Ein anderer Weg könnte - ich betone: könnte - sein, statt eines eBooks eine kostenlose .PDF-Datei (z. B. per URL im gedruckten Buch) anzubieten: Für verschiedene eBook-Formate wird jeweils eine eigene ISBN verwendet: Die .mobi-Version bei Amazon hat eine andere ISBN als die bei neobooks hochgeladene .epub-Version. Das sind dann quasi zwei eigenständige Bücher. Denkt man den Gedanken weiter, könnte man auf die Frage kommen, ob die .epub dann einen anderen Preis als die .mobi haben dürfte (Hard- und Softcover haben ja auch verschiedene Preise), solange die .epub in allen Shops gleichviel kostet und die .mobi ebenfalls in allen Shops gleichviel kostet. Solange du nicht irgendwo für diese PDF Geld nimmst, dürftest du damit auf der sicheren Seite sein.

Das Problem: Juristen können das wieder ganz anders sehen ...

Was auf jeden Fall gehen müsste: Den Text auf eine Webseite packen, auf der die Leser von ihren verschiedenen Geräten aus dein Buch lesen können. Die URL könntest du wiederum in dein gedrucktes Buch packen. Eine Webseite wird wohl kaum als Buch durchgehen. Willst du deinen Online-Text aber wirklich nur Käufern des gedruckten Buches zugänglich machen, bliebe das Problem der Zugangskontrolle (dieses Problem hättest du auch bei der PDF-Version).

Machst du hier eine Paywall oder ein "pay what you want" (ich würde nicht mal ausschließen, dass ein Patreon-Button darunter fälllt), könntest du wiederum doch in die im Artikel aufgeführte Falle stolpern, sobald dir ein findiger Anwalt nachweist, dass das doch ein Buch ist, was du da anbietest und dass das mal so und mal so viel kostet.
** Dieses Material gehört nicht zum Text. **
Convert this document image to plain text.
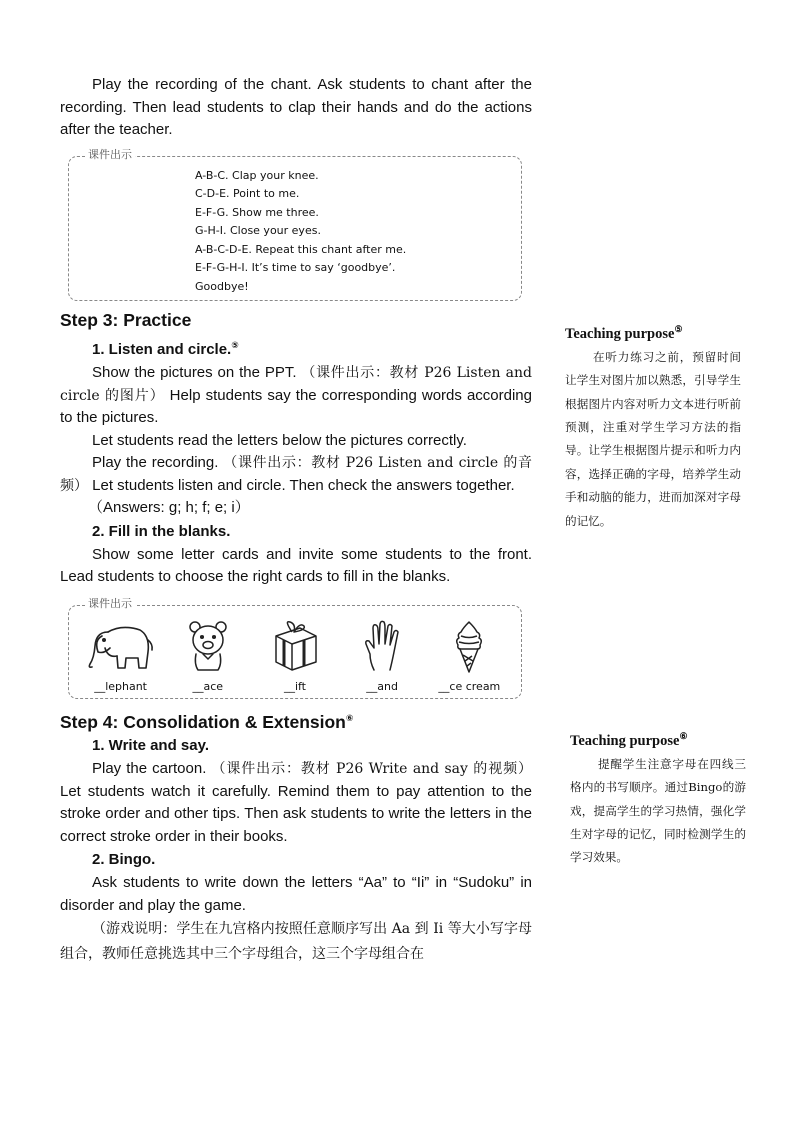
Play the recording of the chant. Ask students to chant after the recording. Then lead students to clap their hands and do the actions after the teacher.

课件出示
A-B-C. Clap your knee.
C-D-E. Point to me.
E-F-G. Show me three.
G-H-I. Close your eyes.
A-B-C-D-E. Repeat this chant after me.
E-F-G-H-I. It’s time to say ‘goodbye’.
Goodbye!
Step 3: Practice
1. Listen and circle.⑤

Show the pictures on the PPT. （课件出示：教材 P26 Listen and circle 的图片） Help students say the corresponding words according to the pictures.

Let students read the letters below the pictures correctly.

Play the recording. （课件出示：教材 P26 Listen and circle 的音频） Let students listen and circle. Then check the answers together.

（Answers: g; h; f; e; i）

2. Fill in the blanks.

Show some letter cards and invite some students to the front. Lead students to choose the right cards to fill in the blanks.

课件出示
__lephant	__ace	__ift	__and	__ce cream
Step 4: Consolidation & Extension⑥
1. Write and say.

Play the cartoon. （课件出示：教材 P26 Write and say 的视频） Let students watch it carefully. Remind them to pay attention to the stroke order and other tips. Then ask students to write the letters in the correct stroke order in their books.

2. Bingo.

Ask students to write down the letters “Aa” to “Ii” in “Sudoku” in disorder and play the game.

（游戏说明：学生在九宫格内按照任意顺序写出 Aa 到 Ii 等大小写字母组合，教师任意挑选其中三个字母组合，这三个字母组合在

Teaching purpose⑤

在听力练习之前，预留时间让学生对图片加以熟悉，引导学生根据图片内容对听力文本进行听前预测，注重对学生学习方法的指导。让学生根据图片提示和听力内容，选择正确的字母，培养学生动手和动脑的能力，进而加深对字母的记忆。

Teaching purpose⑥

提醒学生注意字母在四线三格内的书写顺序。通过Bingo的游戏，提高学生的学习热情，强化学生对字母的记忆，同时检测学生的学习效果。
Betrachtet man sich die im Artikel aufgeführten Fälle, sollte man ziemlich schnell merken, dass so was mit dem gesunden Menschenverstand nicht unbedingt was zu tun haben muss.

Geht es dir darum, Käufern deines gedruckten Buches eine elektronische Version deines Buches kostenlos zur Verfügung zu stellen, wären das so die einzigen kreativen Ideen, die mir da spontan einfallen würden (natürlich ohne jeglich juristische Gewähr). Generell würde ich einfach die Finger davon lassen.